12 Nisan 2013 Cuma

Cepte taşınan resim defterleri

Bu da benim Montmartre'da
çektiğim bir fotoğraf
Sanatçı ruhlu insanlar hayata farklı baktıkları için biraz uçuk kaçık tipler oluyor genelde. Toplum içinde dışlanırım korkusu olmadan düşüncelerini ifade edebilme özgürlüğüne erişmiş, kendilerini sınırlandırmaları gerekmediğine inanan insanlar olarak yaşıyorlar. 1900 'lerin Fransa'sında yaşamış olsaydım daha net ifade edebilirdim belki... Ancak Picasso'ların  resim yaptığı bir süre hayatını geçirdiği Montmartre bölgesine yaptığım küçük ziyaret sırasında fark ettim; içinde yaratma isteği bulunan insanların hangi ülkede yaşadıkları pek fark etmiyor. Hepsi her an her yerde çizilmeyi bekleyen bir resim, söylenmesi gereken bir şarkı yada çalınması gereken bir enstrüman varmış gibi davranıyorlar. Ben Arşi Olcay sayesinde işin daha çok "çizilmesi gereken"leriyle ilgilendim. Daha doğrusu o, şimdi yazılması gerekenlerle ilgilenmemi sağladı. Elinde gezdirdiği küçük resim defterini her daim cebinde taşıdı ve o çizilmesi gereken resimleri hep bir yerlerde aradı ve buldu. Yürüyüşe çıkmak, arabayla uzun bir yola gitmek yada yemek yemek üzere evden çıkmak. Hiç fark etmezdi ona çünkü o, yolda yürürken karşısına çıkan güzel bir çiçeğin, yemek yerken tabağında oluşan lekelerin yada arabayla gezerken önüne aniden çıkan denizin resmini çizebilmek için yanında o defteri mutlaka taşırdı. Sanki her anı not etmek istiyor gibiydi. Çocukken çok garip gelirdi bu bana. Düşünsenize siz keyifle önünüzdeki Nutellalı ekmeği yemeye çalışıyorken dedeniz (aynı şekilde Nutellalı ekmeği çok severdi.) tabağındaki ekmeğin resmini yapmaya çalışıyor. Reçelleri ekmeğin üzerine aynı titizlikle sürerdi sonra da 'bak aynı tablo gibi oldu' derdi.

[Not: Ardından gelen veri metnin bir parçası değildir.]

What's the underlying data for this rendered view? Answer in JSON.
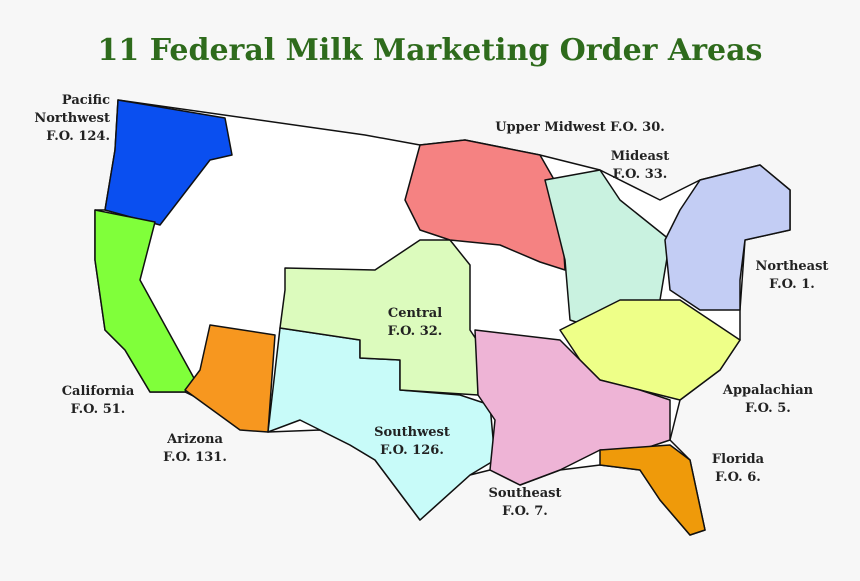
{
  "header": {
    "title": "11 Federal Milk Marketing Order Areas"
  },
  "regions": [
    {
      "label_lines": [
        "Pacific",
        "Northwest",
        "F.O. 124."
      ],
      "color": "#0a4ff0"
    },
    {
      "label_lines": [
        "California",
        "F.O. 51."
      ],
      "color": "#80ff3a"
    },
    {
      "label_lines": [
        "Arizona",
        "F.O. 131."
      ],
      "color": "#f7971f"
    },
    {
      "label_lines": [
        "Southwest",
        "F.O. 126."
      ],
      "color": "#c8fbf9"
    },
    {
      "label_lines": [
        "Central",
        "F.O. 32."
      ],
      "color": "#dcfbbd"
    },
    {
      "label_lines": [
        "Upper Midwest F.O. 30."
      ],
      "color": "#f58282"
    },
    {
      "label_lines": [
        "Mideast",
        "F.O. 33."
      ],
      "color": "#c9f2e0"
    },
    {
      "label_lines": [
        "Northeast",
        "F.O. 1."
      ],
      "color": "#c3cdf4"
    },
    {
      "label_lines": [
        "Appalachian",
        "F.O. 5."
      ],
      "color": "#eeff88"
    },
    {
      "label_lines": [
        "Southeast",
        "F.O. 7."
      ],
      "color": "#eeb4d6"
    },
    {
      "label_lines": [
        "Florida",
        "F.O. 6."
      ],
      "color": "#ef9a0a"
    }
  ]
}
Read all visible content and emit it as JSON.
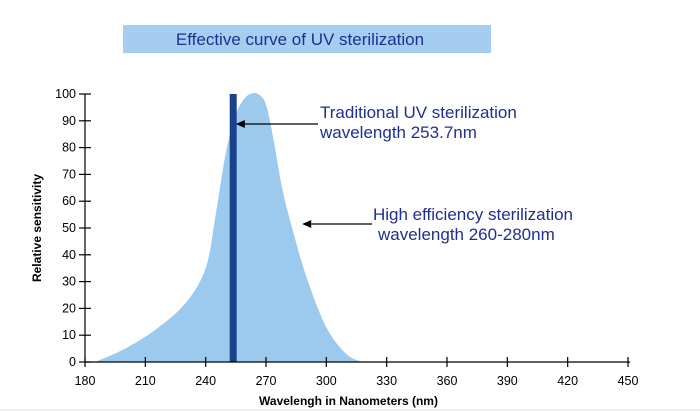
{
  "chart_data": {
    "type": "area",
    "title": "Effective curve of UV sterilization",
    "xlabel": "Wavelengh in Nanometers (nm)",
    "ylabel": "Relative sensitivity",
    "xlim": [
      180,
      450
    ],
    "ylim": [
      0,
      100
    ],
    "x_ticks": [
      180,
      210,
      240,
      270,
      300,
      330,
      360,
      390,
      420,
      450
    ],
    "y_ticks": [
      0,
      10,
      20,
      30,
      40,
      50,
      60,
      70,
      80,
      90,
      100
    ],
    "grid": false,
    "colors": {
      "curve_fill": "#9ccaef",
      "bar": "#1a428a",
      "title_background": "#a4cdf0",
      "text_accent": "#1f2f8f"
    },
    "series": [
      {
        "x": [
          185,
          200,
          215,
          230,
          240,
          245,
          250,
          255,
          258,
          262,
          266,
          270,
          274,
          278,
          283,
          290,
          300,
          310,
          318
        ],
        "y": [
          0,
          5,
          12,
          22,
          35,
          55,
          78,
          92,
          97,
          100,
          100,
          96,
          82,
          65,
          50,
          32,
          13,
          3,
          0
        ]
      }
    ],
    "bar": {
      "x": 253.7,
      "y": 100
    },
    "annotations": [
      {
        "lines": [
          "Traditional UV sterilization",
          "wavelength 253.7nm"
        ],
        "arrow_target": {
          "x": 255,
          "y": 88
        }
      },
      {
        "lines": [
          "High efficiency sterilization",
          "wavelength 260-280nm"
        ],
        "arrow_target": {
          "x": 288,
          "y": 51
        }
      }
    ]
  }
}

 Bu lafı çok fazla duydum. Sonra o ressamlar tepesi olarak anılan Montmartre'a gittiğimde aynı heyecanı Fransız ressamlarda da gördüm. Bir ressam önüne aldığı bir çiçeği resmetmeye çalışıyor, başka biri hayalindeki bir insanı çiziyor... Bu arada o bölge gittiğim en keyifli yerlerden biriydi. Yolda durdurup resminizi yapmak için can atan bu kadar çok ressamı bir arada başka yerde bulmanız imkansız. Gitmek görmek keşfetmek insana ayrı bir bakış açısı sunuyor. Anneannem ve dedemin hayatından öğrendiğim en keyifli bilgilerden biri kesinlikle budur.